I am sitting here realizing how hard it is to ask you–a bunch of fifteen-year-old boys–to write iambic dimeter poetry, a form of poetry that is more or less ignored nowadays. I (literally) played around for a couple of hours penning these poems, which are at least minimally worth keeping. (My other attempts were horrid and insipid.

I am sure you will come up with some good stuff, but writing poetry under pressure [aka: last-minute] is like trying to eat Cocoa Kripsies while juggling on a unicycle in beach sand with the tide coming in.

Really–walk around with your phone on record. Get a beat–a rhythm–going. Start talking in iambic dimeter. Sooner or later some words that actually make sense will pop out. Settle for what feels good; otherwise, you’ve made a bad deal–but better than no deal at all.

The crazy thing is that it works. Sooner or later you will have made the world (and your life) a better place.
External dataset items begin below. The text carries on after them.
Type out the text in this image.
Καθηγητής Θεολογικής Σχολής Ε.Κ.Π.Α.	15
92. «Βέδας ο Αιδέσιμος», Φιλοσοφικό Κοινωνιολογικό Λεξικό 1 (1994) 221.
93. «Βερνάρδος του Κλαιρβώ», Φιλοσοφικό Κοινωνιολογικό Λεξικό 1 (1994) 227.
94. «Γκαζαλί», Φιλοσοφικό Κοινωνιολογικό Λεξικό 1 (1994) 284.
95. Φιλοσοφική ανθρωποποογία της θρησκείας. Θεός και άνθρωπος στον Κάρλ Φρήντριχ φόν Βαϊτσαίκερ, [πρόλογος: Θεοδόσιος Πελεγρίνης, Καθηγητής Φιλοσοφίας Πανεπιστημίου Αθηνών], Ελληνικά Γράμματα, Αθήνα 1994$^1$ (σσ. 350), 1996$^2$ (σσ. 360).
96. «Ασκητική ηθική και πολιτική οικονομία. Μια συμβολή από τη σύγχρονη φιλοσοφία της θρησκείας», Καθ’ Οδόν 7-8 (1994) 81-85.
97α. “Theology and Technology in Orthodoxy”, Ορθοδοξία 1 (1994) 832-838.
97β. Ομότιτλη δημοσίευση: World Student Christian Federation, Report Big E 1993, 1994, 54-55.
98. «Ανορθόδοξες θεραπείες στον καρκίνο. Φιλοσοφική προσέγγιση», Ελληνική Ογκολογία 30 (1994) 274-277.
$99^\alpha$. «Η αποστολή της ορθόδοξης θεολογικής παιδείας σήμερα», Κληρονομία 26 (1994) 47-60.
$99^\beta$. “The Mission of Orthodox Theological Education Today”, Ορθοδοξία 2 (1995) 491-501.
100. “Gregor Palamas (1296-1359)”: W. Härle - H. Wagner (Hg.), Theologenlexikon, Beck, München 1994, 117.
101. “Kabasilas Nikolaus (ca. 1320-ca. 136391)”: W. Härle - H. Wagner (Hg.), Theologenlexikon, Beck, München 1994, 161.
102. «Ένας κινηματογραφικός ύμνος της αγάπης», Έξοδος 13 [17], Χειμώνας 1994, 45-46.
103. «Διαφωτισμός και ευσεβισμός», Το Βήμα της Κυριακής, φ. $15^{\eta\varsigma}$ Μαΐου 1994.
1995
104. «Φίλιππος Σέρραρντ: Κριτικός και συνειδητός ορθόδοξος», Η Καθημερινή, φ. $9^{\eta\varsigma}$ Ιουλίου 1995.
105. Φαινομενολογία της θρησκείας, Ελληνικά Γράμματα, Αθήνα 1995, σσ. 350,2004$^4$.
And then it is worth it after all.

Poems don’t flow out of the soul just because you want them to. They are pried out of the earth with pickaxes and teaspoons…

 

The Light Within

It’s hard to write
When asked to do
A task this night
That’s hard for you:

The mind goes still;
The light goes dim;
With time you will
Find words within

 

Here is a three verse one I just wrote with a different rhyme scheme and more use of words that are naturally iambic (each beat does not need to be a single word). Generally, a poem “reveals itself” in the closing stanza or closing lines. Everything else prepares the reader for this moment of insight.

 

The Jays Cry

The biting cold;
The drifts of snow–
Lone squawks of songs
In sounds we know.

The Jay and me
Both try to see
What’s right and wrong
With poetry.

We scream with words
(To each absurd)

And sing along
To just be heard.

 

These are not going to win me any poetry prize, but as a poet, at least I have won my own day.